Before the contract can be enforced, a bid must be received for the construction of the connection in an amount not to exceed $300,000, and necessary permits, easements and right-of-ways must be obtained. Also, the school will need to convey titles to existing pumps and mechanical equipment associated with its sewer system to Uplands, which will be held responsible for maintaining them.
In addition to this sewer project, the board agreed to allow Scott Nicholson with Uplands Design Group to continue to work on the North Cumberland Elementary sewer project and for a 20-foot sewer line easement to be placed near another school.
Next, the proposed pay scales for para-professionals and support supervisors were approved by the BOE. Para-professionals will now receive a three-percent raise to their salaries each year through the 15th year, as well as a one-percent raise with the same longevity pay rate given for the 16th year and thereafter. Support supervisors will be given a starting salary of $34,680, a three-percent increase for the first 10 years, a two-percent increase from the 11th to 20th year, a one-percent increase for the 21st to 25th year and longevity pay from the 16th to 26th year.
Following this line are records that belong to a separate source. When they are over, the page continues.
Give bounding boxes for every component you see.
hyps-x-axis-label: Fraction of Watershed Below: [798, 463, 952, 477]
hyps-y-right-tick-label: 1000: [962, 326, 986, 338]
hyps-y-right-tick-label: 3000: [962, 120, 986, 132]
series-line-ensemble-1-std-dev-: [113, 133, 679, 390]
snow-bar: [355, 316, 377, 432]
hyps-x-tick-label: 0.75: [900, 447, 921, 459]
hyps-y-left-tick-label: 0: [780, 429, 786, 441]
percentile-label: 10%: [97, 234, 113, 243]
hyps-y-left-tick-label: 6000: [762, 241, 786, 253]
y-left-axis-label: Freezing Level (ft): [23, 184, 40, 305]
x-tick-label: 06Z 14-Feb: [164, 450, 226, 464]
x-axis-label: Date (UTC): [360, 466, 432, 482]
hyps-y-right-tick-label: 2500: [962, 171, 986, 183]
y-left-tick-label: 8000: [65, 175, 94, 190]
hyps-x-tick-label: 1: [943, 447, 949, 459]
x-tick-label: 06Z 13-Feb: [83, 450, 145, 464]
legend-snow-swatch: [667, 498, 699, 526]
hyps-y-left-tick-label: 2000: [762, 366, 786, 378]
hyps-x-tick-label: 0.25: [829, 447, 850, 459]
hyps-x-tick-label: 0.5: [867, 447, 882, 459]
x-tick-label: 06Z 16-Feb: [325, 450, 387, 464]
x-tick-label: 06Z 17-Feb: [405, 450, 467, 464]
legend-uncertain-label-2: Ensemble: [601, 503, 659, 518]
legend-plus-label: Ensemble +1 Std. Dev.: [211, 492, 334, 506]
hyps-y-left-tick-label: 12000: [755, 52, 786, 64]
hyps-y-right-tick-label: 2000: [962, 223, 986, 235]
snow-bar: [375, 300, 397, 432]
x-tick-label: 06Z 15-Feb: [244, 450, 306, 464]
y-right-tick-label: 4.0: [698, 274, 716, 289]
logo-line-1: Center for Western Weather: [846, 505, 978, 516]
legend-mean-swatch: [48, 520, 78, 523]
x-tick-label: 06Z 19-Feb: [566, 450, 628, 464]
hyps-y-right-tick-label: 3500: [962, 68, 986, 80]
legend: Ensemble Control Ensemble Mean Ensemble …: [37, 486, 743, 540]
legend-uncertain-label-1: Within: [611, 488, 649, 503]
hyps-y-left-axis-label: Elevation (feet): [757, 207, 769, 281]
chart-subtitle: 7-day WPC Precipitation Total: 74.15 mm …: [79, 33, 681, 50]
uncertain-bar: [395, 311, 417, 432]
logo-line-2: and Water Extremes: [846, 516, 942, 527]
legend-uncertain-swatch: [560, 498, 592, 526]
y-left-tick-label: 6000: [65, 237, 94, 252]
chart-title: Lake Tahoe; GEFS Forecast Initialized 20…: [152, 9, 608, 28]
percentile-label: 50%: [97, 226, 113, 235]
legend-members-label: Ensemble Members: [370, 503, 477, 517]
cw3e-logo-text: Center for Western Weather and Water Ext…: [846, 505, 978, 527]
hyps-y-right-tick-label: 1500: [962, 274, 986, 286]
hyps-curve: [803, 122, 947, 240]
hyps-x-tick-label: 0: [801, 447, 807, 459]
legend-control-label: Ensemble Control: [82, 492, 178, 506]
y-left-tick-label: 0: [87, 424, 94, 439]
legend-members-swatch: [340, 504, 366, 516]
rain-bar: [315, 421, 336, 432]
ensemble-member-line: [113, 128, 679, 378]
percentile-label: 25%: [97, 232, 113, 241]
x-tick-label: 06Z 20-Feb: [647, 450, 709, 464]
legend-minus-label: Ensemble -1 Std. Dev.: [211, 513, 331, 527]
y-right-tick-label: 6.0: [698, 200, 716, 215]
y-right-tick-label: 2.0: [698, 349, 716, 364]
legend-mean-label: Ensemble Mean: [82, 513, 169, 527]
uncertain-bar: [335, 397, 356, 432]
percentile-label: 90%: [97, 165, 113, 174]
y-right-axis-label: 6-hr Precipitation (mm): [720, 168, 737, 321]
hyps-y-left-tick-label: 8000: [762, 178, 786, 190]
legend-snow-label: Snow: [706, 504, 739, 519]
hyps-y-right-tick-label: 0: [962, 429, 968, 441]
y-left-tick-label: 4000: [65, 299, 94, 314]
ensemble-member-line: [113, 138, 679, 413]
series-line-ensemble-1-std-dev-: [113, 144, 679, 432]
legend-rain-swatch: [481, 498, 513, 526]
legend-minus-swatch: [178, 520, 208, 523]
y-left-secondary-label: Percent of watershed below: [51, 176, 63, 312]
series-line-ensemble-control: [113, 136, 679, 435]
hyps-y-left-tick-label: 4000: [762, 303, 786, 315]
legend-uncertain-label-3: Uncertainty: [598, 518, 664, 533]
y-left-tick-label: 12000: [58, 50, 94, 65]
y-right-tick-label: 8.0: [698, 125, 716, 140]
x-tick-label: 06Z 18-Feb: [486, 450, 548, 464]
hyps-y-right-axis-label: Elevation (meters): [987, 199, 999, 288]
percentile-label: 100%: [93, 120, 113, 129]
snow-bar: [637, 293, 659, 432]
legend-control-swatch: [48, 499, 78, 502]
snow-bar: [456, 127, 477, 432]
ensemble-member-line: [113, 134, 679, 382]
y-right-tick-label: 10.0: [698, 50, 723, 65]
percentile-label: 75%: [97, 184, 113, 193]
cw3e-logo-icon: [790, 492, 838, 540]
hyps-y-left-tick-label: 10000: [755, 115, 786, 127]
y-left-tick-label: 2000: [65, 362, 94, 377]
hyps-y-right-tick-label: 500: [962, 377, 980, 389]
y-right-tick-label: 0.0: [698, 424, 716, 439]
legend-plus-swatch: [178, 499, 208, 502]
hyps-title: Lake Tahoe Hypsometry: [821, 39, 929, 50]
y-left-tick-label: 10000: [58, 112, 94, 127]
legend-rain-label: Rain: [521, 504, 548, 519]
Special Education contracts were approved for physical therapy services with Plateau Physical Therapy, Inc. and occupational therapy services with Karyn Henderson, OTR/L. The BOE also approved other contracts for the 2008-’09 school year, including photography services from Lifetouch Photography for the Crab Orchard, North Cumberland, Pine View and Pleasant Hill elementary schools; photography services from James McEachern Photography for South Cumberland Elementary School; and beverage products from Coca-Cola Enterprises, Inc. for Crab Orchard Elementary.
Fundraising agreements were accepted for Martin, Pleasant Hill and North Cumberland elementary schools to raise money for instructional and athletic supplies and equipment. Field trips were approved for the yearbook staff and cheerleaders at Cumberland County High School as well as the Renaissance Committee, volleyball team and yearbook staff at Stone Memorial High School.
The lists of volunteers for SMHS and Pleasant Hill Elementary were approved, with a total of 12 individuals offering their services to the schools:
–SMHS — William M. Krause and Laura Osteen.
–Pleasant Hill Elementary — Kirk Finley, Kelly Hassler and Mike Turner, who will be assisting with girls’ softball; David Garrett, Jamie McCloud and Johnathan Miller, football; Tammy Green, cheer; Shane McCloud, boy’s basketball; Jerry Nash, chess; and David Stewart, girls’ volleyball.
The customary rental fee for the SMHS auditorium was waived to allow a Musical Moods reunion production to take place November 19-23. By doing this, the BOE has allowed the 501-C-3 organization to raise funds for its annual Robert Stepp scholarship for students interested in pursuing a career in music. As part of the deal, the organization will provide payment for any custodians required, necessary supplies and security.
Lastly, the BOE approved bus specs, bylaws for the SMHS Tennis Booster Club, the disposal of surplus property at the maintenance department and Martin Elementary and a budget amendment for a $7,050 grant received for software and training for students in pre-kindergarten through second grade.